Starting with an extract derived from the stem of Macleaya cordata (Papaveraceae) that was active in the process of inhibiting phorbol 12,13-dibutyrate binding to partially purified protein kinase C (PKC), the benzophenanthridine alkaloid angoline was isolated and identified. This discovery appeared in context, as a related benzophenanthridine alkaloid, chelerythrine, has been reported to mediate a variety of biological activities, including potent and selective inhibition of protein kinase C (PKC). However, in our studies, angoline was not observed to function as a potent inhibitor of PKC. Moreover, we were unable to confirm the reported inhibitory activity of chelerythrine. In a comprehensive series of studies performed with various PKC isozymes derived from a variety of mammalian species, neither chelerythrine nor angoline inhibited activity with high potency. To the contrary, chelerythrine stimulated PKC activity in the cytosolic fractions of rat and mouse brain in concentrations up to 100 microM. In addition, chelerythrine and angoline did not inhibit [3H]phorbol 12,13-dibutyrate binding to the regulatory domain of PKC at concentrations up to 40 microg/ml, and no significant alteration of PKC-alpha, -beta, or -gamma translocation was observed with human leukemia (HL-60) cells in culture. Further, chelerythrine did not inhibit 12-O-tetradecanoylphorbol 13-acetate-induced ornithine decarboxylase activity with cultured mouse 308 cells, but angoline was active in this capacity with an IC50 value of 1.0 microg/ml. A relatively large number of biological responses have been reported in studies conducted with chelerythrine, and alteration of PKC activity has been considered as a potential mechanism of action. In light of the current report, mechanisms independent of PKC inhibition should be considered as responsible for these effects.

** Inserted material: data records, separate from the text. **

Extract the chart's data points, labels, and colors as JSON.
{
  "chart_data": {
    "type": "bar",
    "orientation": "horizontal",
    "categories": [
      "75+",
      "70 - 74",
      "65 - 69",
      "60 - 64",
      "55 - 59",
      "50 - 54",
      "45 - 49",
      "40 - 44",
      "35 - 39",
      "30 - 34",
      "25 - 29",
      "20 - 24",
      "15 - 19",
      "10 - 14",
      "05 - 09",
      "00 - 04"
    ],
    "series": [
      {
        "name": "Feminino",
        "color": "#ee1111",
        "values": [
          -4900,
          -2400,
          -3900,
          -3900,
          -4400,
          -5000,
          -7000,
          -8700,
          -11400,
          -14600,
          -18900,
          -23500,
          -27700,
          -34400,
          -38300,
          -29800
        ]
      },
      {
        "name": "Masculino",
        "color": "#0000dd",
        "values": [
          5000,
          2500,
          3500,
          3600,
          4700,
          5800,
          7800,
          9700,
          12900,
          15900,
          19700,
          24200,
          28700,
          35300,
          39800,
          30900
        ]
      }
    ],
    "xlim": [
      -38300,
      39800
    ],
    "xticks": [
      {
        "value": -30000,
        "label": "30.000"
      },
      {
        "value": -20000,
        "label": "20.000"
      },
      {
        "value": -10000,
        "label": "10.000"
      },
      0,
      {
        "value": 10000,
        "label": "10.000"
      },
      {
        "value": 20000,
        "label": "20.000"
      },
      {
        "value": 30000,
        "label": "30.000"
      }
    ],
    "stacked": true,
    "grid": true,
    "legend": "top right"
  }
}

Chelerythrine is a potent and specific inhibitor of protein kinase C.[Pubmed:2244923]
Biochem Biophys Res Commun. 1990 Nov 15;172(3):993-9.
The benzophenanthridine alkaloid chelerythrine is a potent, selective antagonist of the Ca++/phospholopid-dependent protein kinase (Protein kinase C: PKC) from the rat brain. Half-maximal inhibition of the kinase occurs at 0.66 microM. Chelerythrine interacted with the catalytic domain of PKC, was a competitive inhibitor with respect to the phosphate acceptor (histone IIIS) (Ki = 0.7 microM) and a non-competitive inhibitor with respect to ATP. This effect was further evidenced by the fact that chelerythrine inhibited native PKC and its catalytic fragment identically and did not affect [3H]- phorbol 12,13 dibutyrate binding to PKC. Chelerythrine selectively inhibited PKC compared to tyrosine protein kinase, cAMP-dependent protein kinase and calcium/calmodulin-dependent protein kinase. The potent antitumoral activity of celerythrine measured in vitro might be due at least in part to inhibition of PKC and thus suggests that PKC may be a model for rational design of antitumor drugs.